Kishida is stepping in to fill the position left vacant by previous PM Yoshihide Suga, whose unpopularity and mishandling of the pandemic led him to relinquish all hopes of re-electing him as party leader after only one year in office.
The Japanese general elections are due on November 28.
Who is Fumio Kishida?
Fumio Kishida served as Minister of Foreign Affairs in the government of former Prime Minister Shinzo Abe for five years (2012-2017).
He is an ardent activist for global nuclear disarmament, and he notably contributed to Barack Obama's visit to Hiroshima in 2016, the first visit by a US president, while in office, to the city that was destroyed by an American atomic bomb in 1945.
On the economic front, the former banker promised a new fiscal stimulus plan to speed up recovery after the coronavirus pandemic and demonstrated his desire to reduce social inequalities.
Kishida’s economic policy seems focused on the need to distribute more wealth to households.

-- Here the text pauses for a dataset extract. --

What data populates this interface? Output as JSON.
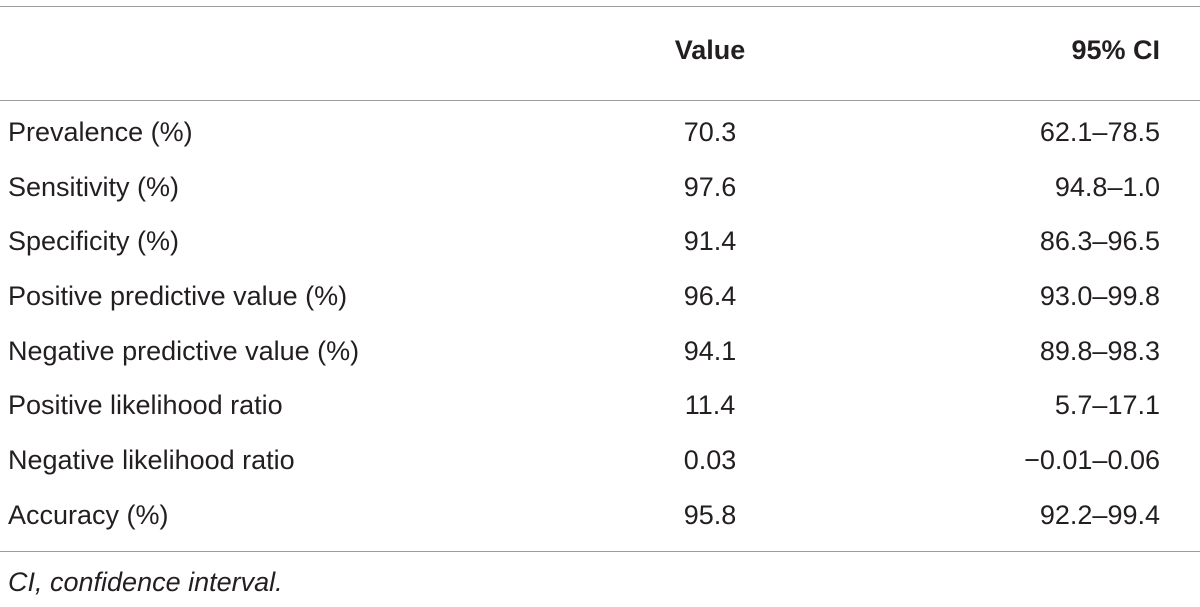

His approach comes in stark contrast to former PM Shinzo Abe’s economic policies, dubbed “Abenomics”, which focused on boosting corporate profits with the hope of its benefits trickling down on workers and wage-earners.
However, he appears more cautious on social issues, stating that he "has not reached the point of accepting same-sex marriage", which is not legal in Japan.
Kishida lived several years of his childhood with his family in New York and says he was a victim of racism at school, an experience he describes as difficult, yet one that gave him a penchant for justice and fairness.